Children of Men, d’Alfonso Cuarón (Gravity, 2013, Roma, 2018) est un film d’anticipation qui raconte, dans un monde n’ayant pas connu de naissance depuis près de 20 ans, la fuite en avant d’une jeune femme miraculeusement enceinte.
Au niveau du contexte, Children of Men fait penser à V pour Vendetta —une Angleterre totalitaire et isolationniste dans un monde à feu et à sang dans un futur proche—. La comparaison est d’autant plus pertinente que ce sont deux films sortis la même années (2006), et de budgets similaires. D'ailleurs, le film de Cuarón est surprenamment le plus cher des deux (73 millions de dollars contre 54), et ne rentrera pas dans ses frais à 3 millions près. Mais si V pour Vendetta est un (bon) blockbuster à grand spectacle très stylisé, Alfonso Cuarón adopte une approche radicalement différente.
Le style est très réaliste, presque documentaire : éclairage naturel, caméra épaule (et parfois même tachée), longs plans naturels et un format certes classique de 1.85:1, mais à comparer avec le plus épique 2.39:1 de V pour Vendetta. Sans compter, bien sûr, de bonnes performances d’acteurs tous dans la retenue. La seule entorse récurrente est le son, avec notamment une musique souvent extradiégétique. Mais attention, cela ne signifie pas que Cuarón filme bêtement ce qui lui tombe sous la main. On a parfois de belles composition, comme Kee (Claire-Hope Ashitey) chantant derrière les vitres brisées de l’école, et quelques plans séquences très bien fichus, dont un magistral de près de 6min30 lors de l’attaque dans le camp de réfugiés.
Ce choix de réalisation est très intelligent, car, en plus de renforcer notre empathie pour les personnages, il correspond parfaitement à l’anticipation très discrète que nous propose Cuarón. Un HUD sur une voiture par-ci, un écran géant par-là, mais jamais rien sur lequel le réalisateur s’attarde tellement c’est intégré à l'univers, comme personne ne s’attarderait sur un grille-pain. Même la nature de cette fin du monde est la moins spectaculaire possible !
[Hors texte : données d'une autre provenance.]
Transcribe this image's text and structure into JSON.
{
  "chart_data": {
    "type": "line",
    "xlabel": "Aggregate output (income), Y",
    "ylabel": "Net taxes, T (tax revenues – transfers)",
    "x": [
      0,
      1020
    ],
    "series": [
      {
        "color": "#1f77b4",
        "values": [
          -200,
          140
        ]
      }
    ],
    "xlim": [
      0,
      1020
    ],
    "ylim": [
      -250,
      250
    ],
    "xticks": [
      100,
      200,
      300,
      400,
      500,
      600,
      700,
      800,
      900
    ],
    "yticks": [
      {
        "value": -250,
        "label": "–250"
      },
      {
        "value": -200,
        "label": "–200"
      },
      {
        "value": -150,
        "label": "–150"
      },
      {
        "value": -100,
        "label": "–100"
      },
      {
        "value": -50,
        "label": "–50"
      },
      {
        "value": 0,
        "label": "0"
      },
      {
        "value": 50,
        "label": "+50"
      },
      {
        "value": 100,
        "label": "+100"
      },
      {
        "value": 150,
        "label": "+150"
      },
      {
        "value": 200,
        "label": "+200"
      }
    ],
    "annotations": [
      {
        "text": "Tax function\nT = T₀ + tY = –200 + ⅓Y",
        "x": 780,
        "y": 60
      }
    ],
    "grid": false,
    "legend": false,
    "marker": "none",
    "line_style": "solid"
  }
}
L’écriture du film, adapté de la nouvelle homonyme par Cuarón et quatre autres scénaristes, est très réussie. En particulier, je trouve, dans la gestion de l’information. Dans la plupart des films de science fiction, on a un premier acte d’exposition. Ici, on apprend la condition de Kee alors que le voyage est déjà bien entamé. On attend la moitié du film pour nous expliquer le passé de Theo (Clive Owen), les deux tiers pour raconter le déroulement de cette apocalypse silencieuse, et les trois quarts pour remettre en question le bien fondé de leur mission.
Les deux thèmes principaux sont l’espoir —de manière assez évidente— mais surtout l’opposition entre la foi/destinée et le hasard. De manière assez intelligente, le film laisse la porte ouverte aux interprétations. On ne sait pas si l’infertilité, et la grossesse de Kee, sont le résultat d’un châtiment divin ou d’une quelconque blague cosmique. En tout cas, elles déclenchent les ferveurs religieuses des sectes et des révolutionnaires —et même de l’armée à la fin—. À l’inverse, Theo est un homme désabusé, qui a perdu ses idéaux à la suite de la mort de son fils, due au hasard, avant de retrouver une raison de “croire”, ou d’espérer, grâce à Kee.
Bref, Children of Men est un film d’anticipation intelligemment écrit, joué et réalisé. Que demander de plus ?
Rien n'est plus lent que la véritable naissance d'un homme — Marguerite Yourcenar
(Elle est pas belle ma culture ? J'ai tapé "citation naissance" sur internet. C'est beau la technologie.)